Recognition of subgeneric arrangements in the Hypostominae is rare. Armbruster (2004, 2008) Proposed substantial changes to the generic composition of the Hypostominae (including the Ancistrini ), and such modifications resulted in a striking and improved classification. The author provided diagnoses for most of his recognized genera, sometimes clumping together several monotypic or small genera traditionally believed to represent different units. One of the most interesting instances of such changes is the genus Panaque , now composed of three subgenera: Panaque , Panaqolus and Scobinancistrus ( Armbruster, 2004; Lujan et al., 2010). All three genera were considered different units under a non-phylogenetic framework (e.g., Isbrücker, 2001). However, Armbruster (2004) included Panaqolus and Scobinancistrus as subgenera of Panaque , making the genus diagnosable and allowing easy recognition of any species of Panaque as member of a particular subgenus, therefore allowing taxonomic arrangements that reflect evolutionary relationships and facilitate identification of species. This is one of the cases where formal subgeneric arrangements were made for hypostomine genera, but unfortunately it is not the rule in current taxonomy of this group of fishes. Although Hypostomus lacks an explicit and formal subgeneric arrangement, there are recognized species groups, as informal hierarchical categories. Although informal, such species groups facilitate identification. For instance, the recognition of the Hypostomus cochliodon species group ( Armbruster, 2003b) makes it easier to identify a species of Hypostomus by restricting the necessary comparisons among species of the genus.

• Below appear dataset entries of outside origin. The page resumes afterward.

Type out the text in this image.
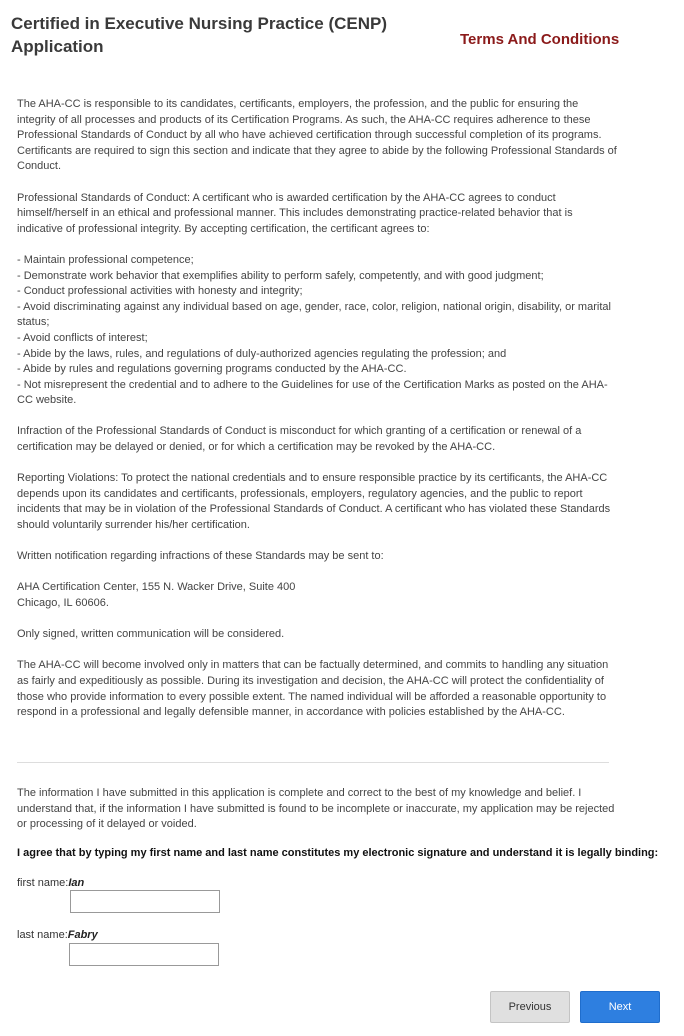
Certified in Executive Nursing Practice (CENP) Application	Terms And Conditions

The AHA-CC is responsible to its candidates, certificants, employers, the profession, and the public for ensuring the integrity of all processes and products of its Certification Programs. As such, the AHA-CC requires adherence to these Professional Standards of Conduct by all who have achieved certification through successful completion of its programs. Certificants are required to sign this section and indicate that they agree to abide by the following Professional Standards of Conduct.

Professional Standards of Conduct: A certificant who is awarded certification by the AHA-CC agrees to conduct himself/herself in an ethical and professional manner. This includes demonstrating practice-related behavior that is indicative of professional integrity. By accepting certification, the certificant agrees to:

- Maintain professional competence;
- Demonstrate work behavior that exemplifies ability to perform safely, competently, and with good judgment;
- Conduct professional activities with honesty and integrity;
- Avoid discriminating against any individual based on age, gender, race, color, religion, national origin, disability, or marital status;
- Avoid conflicts of interest;
- Abide by the laws, rules, and regulations of duly-authorized agencies regulating the profession; and
- Abide by rules and regulations governing programs conducted by the AHA-CC.
- Not misrepresent the credential and to adhere to the Guidelines for use of the Certification Marks as posted on the AHA-CC website.

Infraction of the Professional Standards of Conduct is misconduct for which granting of a certification or renewal of a certification may be delayed or denied, or for which a certification may be revoked by the AHA-CC.

Reporting Violations: To protect the national credentials and to ensure responsible practice by its certificants, the AHA-CC depends upon its candidates and certificants, professionals, employers, regulatory agencies, and the public to report incidents that may be in violation of the Professional Standards of Conduct. A certificant who has violated these Standards should voluntarily surrender his/her certification.

Written notification regarding infractions of these Standards may be sent to:

AHA Certification Center, 155 N. Wacker Drive, Suite 400
Chicago, IL 60606.

Only signed, written communication will be considered.

The AHA-CC will become involved only in matters that can be factually determined, and commits to handling any situation as fairly and expeditiously as possible. During its investigation and decision, the AHA-CC will protect the confidentiality of those who provide information to every possible extent. The named individual will be afforded a reasonable opportunity to respond in a professional and legally defensible manner, in accordance with policies established by the AHA-CC.

The information I have submitted in this application is complete and correct to the best of my knowledge and belief. I understand that, if the information I have submitted is found to be incomplete or inaccurate, my application may be rejected or processing of it delayed or voided.
I agree that by typing my first name and last name constitutes my electronic signature and understand it is legally binding:
first name:Ian
last name:Fabry
Previous	Next
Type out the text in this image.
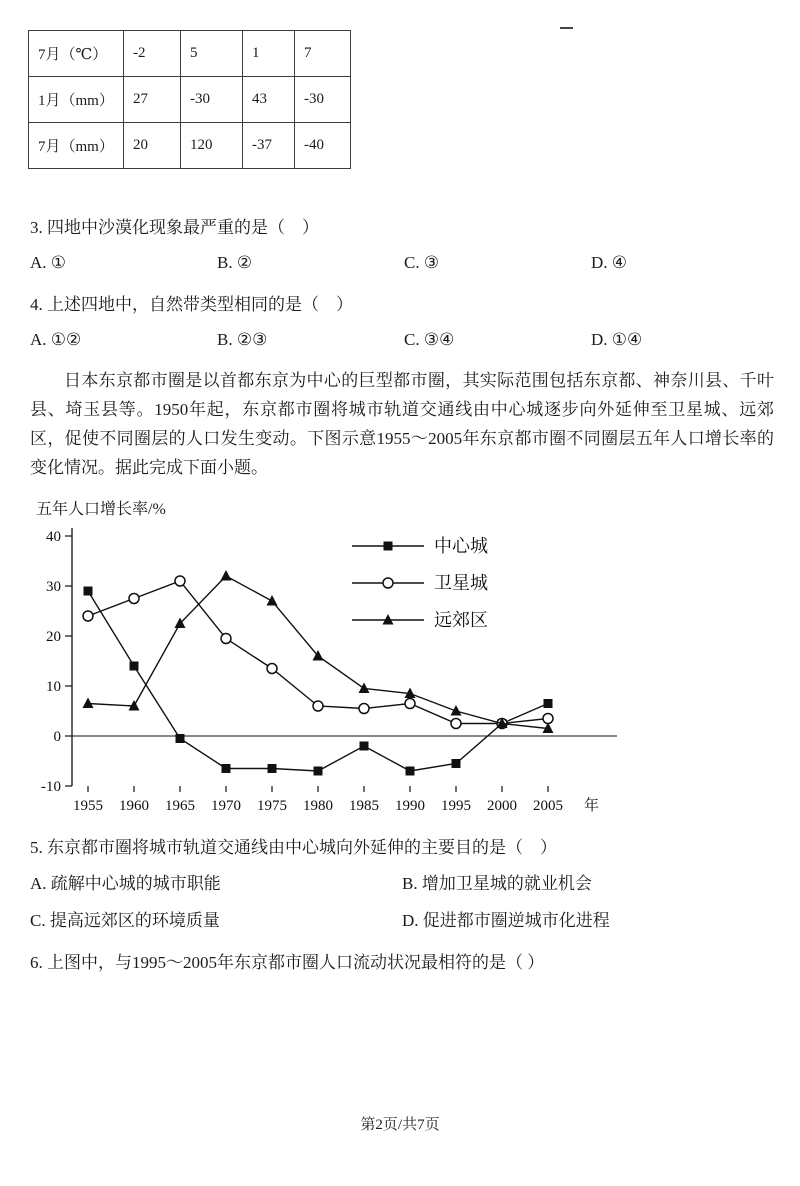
7月（℃）	-2	5	1	7
1月（mm）	27	-30	43	-30
7月（mm）	20	120	-37	-40
3. 四地中沙漠化现象最严重的是（　）
A. ①	B. ②	C. ③	D. ④
4. 上述四地中，自然带类型相同的是（　）
A. ①②	B. ②③	C. ③④	D. ①④
日本东京都市圈是以首都东京为中心的巨型都市圈，其实际范围包括东京都、神奈川县、千叶县、埼玉县等。1950年起，东京都市圈将城市轨道交通线由中心城逐步向外延伸至卫星城、远郊区，促使不同圈层的人口发生变动。下图示意1955～2005年东京都市圈不同圈层五年人口增长率的变化情况。据此完成下面小题。
五年人口增长率/%
40
30
20
10
0
-10
1955 1960 1965 1970 1975 1980 1985 1990 1995 2000 2005 年
中心城
卫星城
远郊区
5. 东京都市圈将城市轨道交通线由中心城向外延伸的主要目的是（　）
A. 疏解中心城的城市职能	B. 增加卫星城的就业机会
C. 提高远郊区的环境质量	D. 促进都市圈逆城市化进程
6. 上图中，与1995～2005年东京都市圈人口流动状况最相符的是（ ）
第2页/共7页
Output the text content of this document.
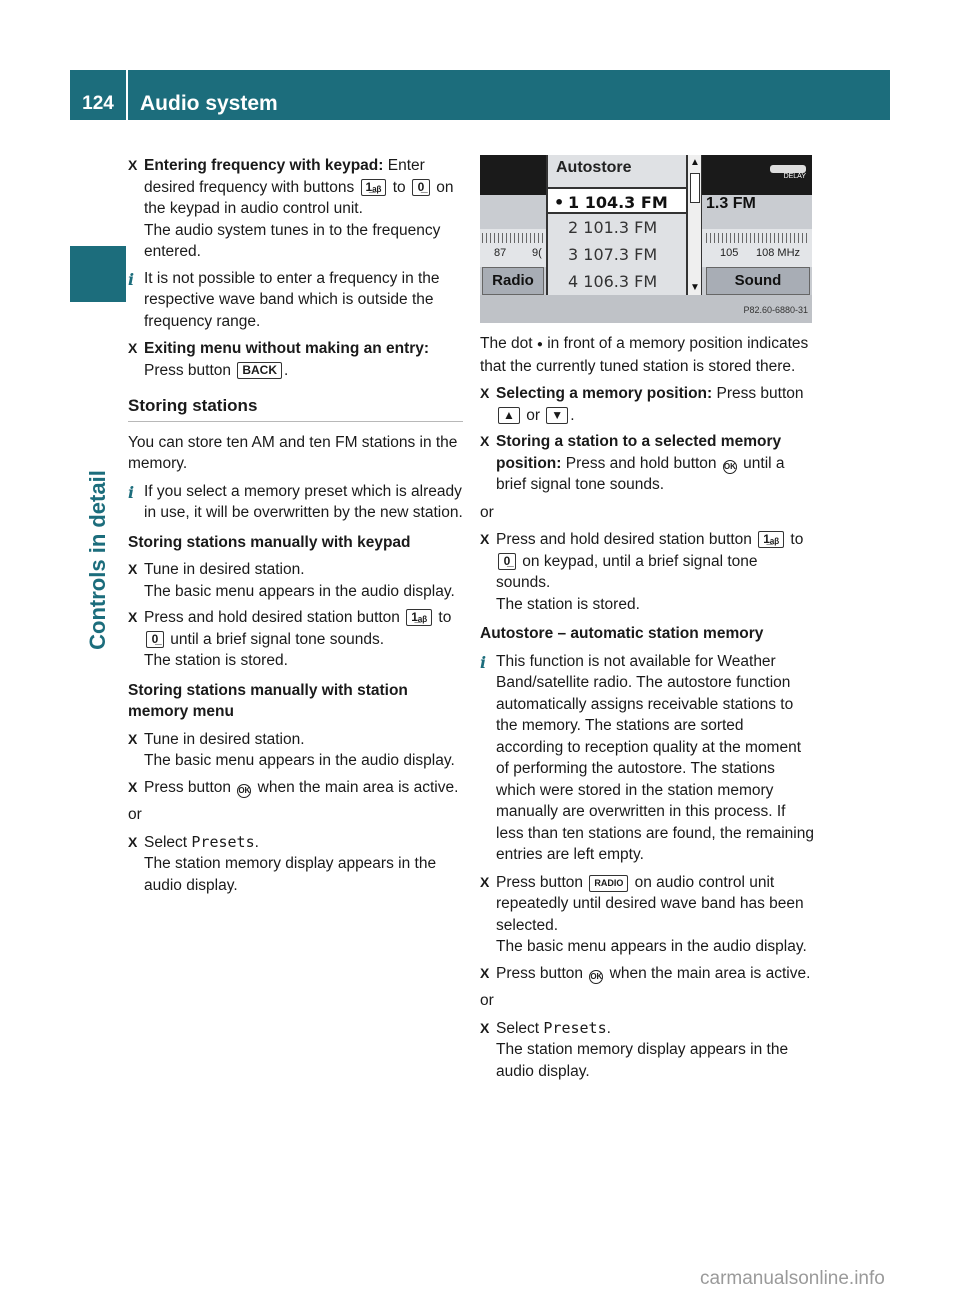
124	Audio system
Controls in detail
X Entering frequency with keypad: Enter desired frequency with buttons 1̲ₐᵦ to 0̲ on the keypad in audio control unit.
The audio system tunes in to the frequency entered.
i It is not possible to enter a frequency in the respective wave band which is outside the frequency range.
X Exiting menu without making an entry:
Press button BACK .
Storing stations
You can store ten AM and ten FM stations in the memory.
i If you select a memory preset which is already in use, it will be overwritten by the new station.
Storing stations manually with keypad
X Tune in desired station.
The basic menu appears in the audio display.
X Press and hold desired station button 1̲ₐᵦ to 0̲ until a brief signal tone sounds.
The station is stored.
Storing stations manually with station memory menu
X Tune in desired station.
The basic menu appears in the audio display.
X Press button OK when the main area is active.
or
X Select Presets.
The station memory display appears in the audio display.
DELAY
1.3 FM
87 9(	105 108 MHz
Radio	Sound
Autostore
• 1 104.3 FM
2 101.3 FM
3 107.3 FM
4 106.3 FM
▲
▼
P82.60-6880-31
The dot ● in front of a memory position indicates that the currently tuned station is stored there.
X Selecting a memory position: Press button ▲ or ▼ .
X Storing a station to a selected memory position: Press and hold button OK until a brief signal tone sounds.
or
X Press and hold desired station button 1̲ₐᵦ to 0̲ on keypad, until a brief signal tone sounds.
The station is stored.
Autostore – automatic station memory
i This function is not available for Weather Band/satellite radio. The autostore function automatically assigns receivable stations to the memory. The stations are sorted according to reception quality at the moment of performing the autostore. The stations which were stored in the station memory manually are overwritten in this process. If less than ten stations are found, the remaining entries are left empty.
X Press button RADIO on audio control unit repeatedly until desired wave band has been selected.
The basic menu appears in the audio display.
X Press button OK when the main area is active.
or
X Select Presets.
The station memory display appears in the audio display.
carmanualsonline.info
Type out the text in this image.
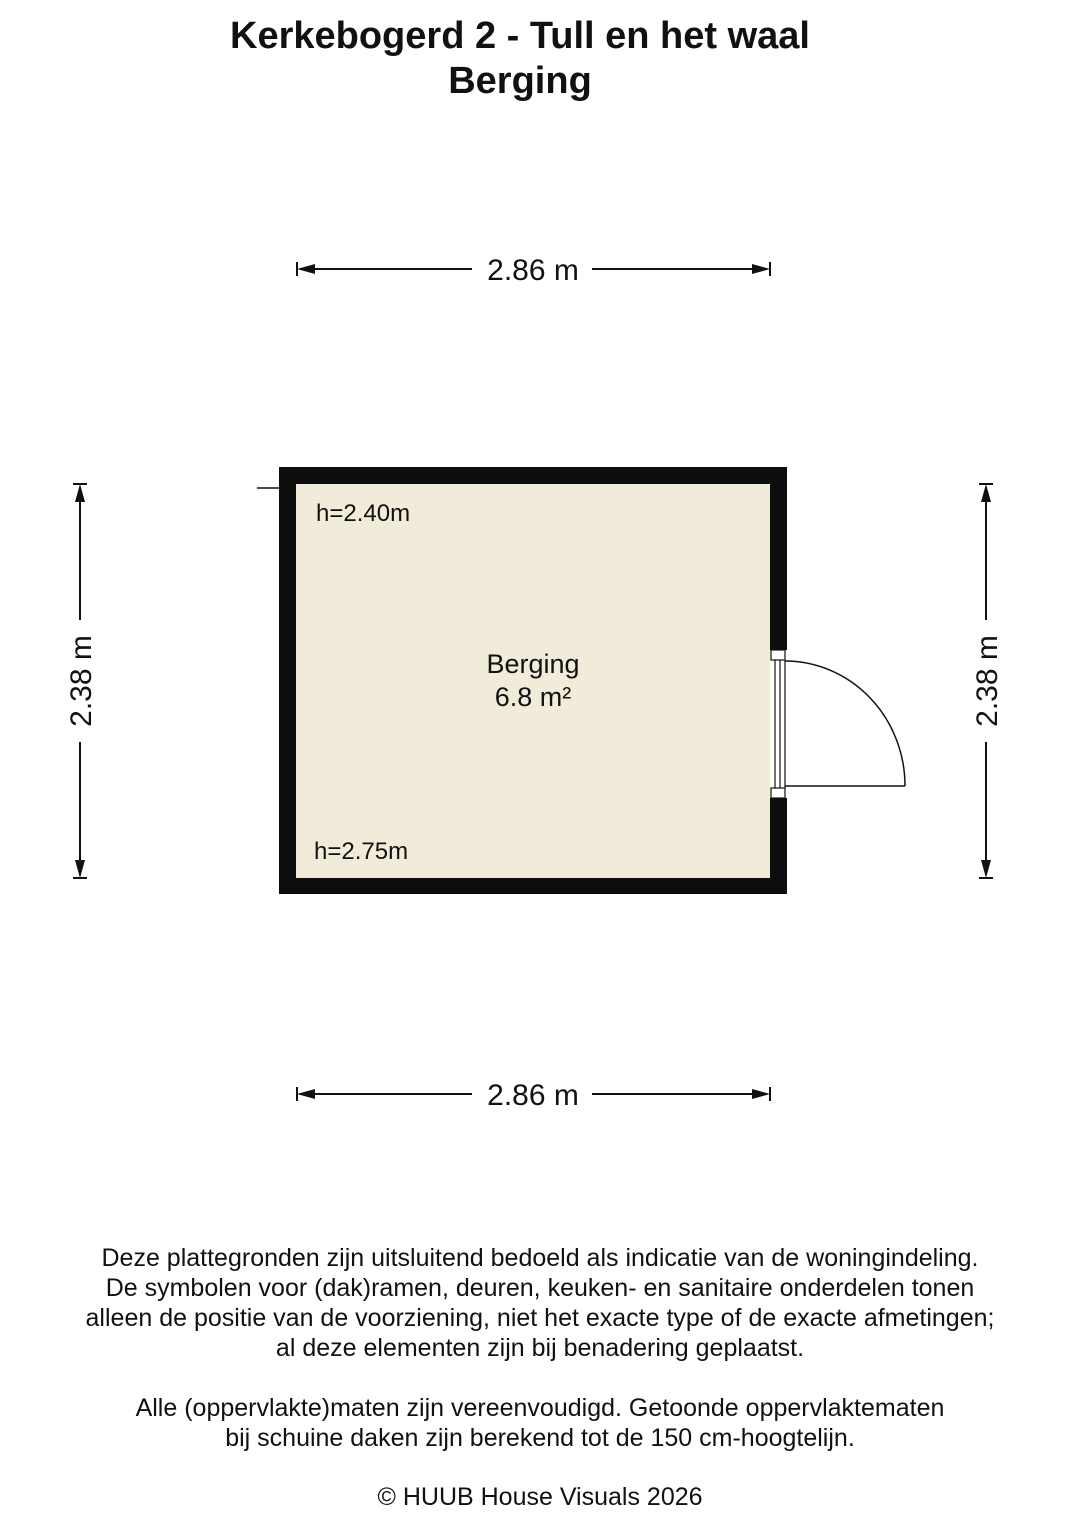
Kerkebogerd 2 - Tull en het waal
Berging
2.86 m
2.86 m
2.38 m	2.38 m
h=2.40m
h=2.75m
Berging
6.8 m²
Deze plattegronden zijn uitsluitend bedoeld als indicatie van de woningindeling.
De symbolen voor (dak)ramen, deuren, keuken- en sanitaire onderdelen tonen
alleen de positie van de voorziening, niet het exacte type of de exacte afmetingen;
al deze elementen zijn bij benadering geplaatst.
Alle (oppervlakte)maten zijn vereenvoudigd. Getoonde oppervlaktematen
bij schuine daken zijn berekend tot de 150 cm-hoogtelijn.
© HUUB House Visuals 2026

Chaetostoma , in contrast to other large or moderate genera of the Hypostominae , lacks to date explicit subgeneric arrangements, and the present recognition of the Chaetostoma anale species group is the first attempt to organize the genus. Identification of Chaetostoma species is very difficult, and taxonomic decisions are often based on geographical distribution, a very questionable taxonomic strategy for groups with poorly-resolved taxonomies. It is anticipated that recognition of subgeneric units, either formal (i.e., subgenera) or informal (i.e., species groups) will improve our understanding of the taxonomy of Chaetostoma , one of the most speciose hypostomine genera. Despite its few included species, the recognition of the C. anale species group is a first step towards a more complete scheme of classification. Further work on some other subunits within Chaetostoma is in progress and hopefully will help to clarify the taxonomy of the genus.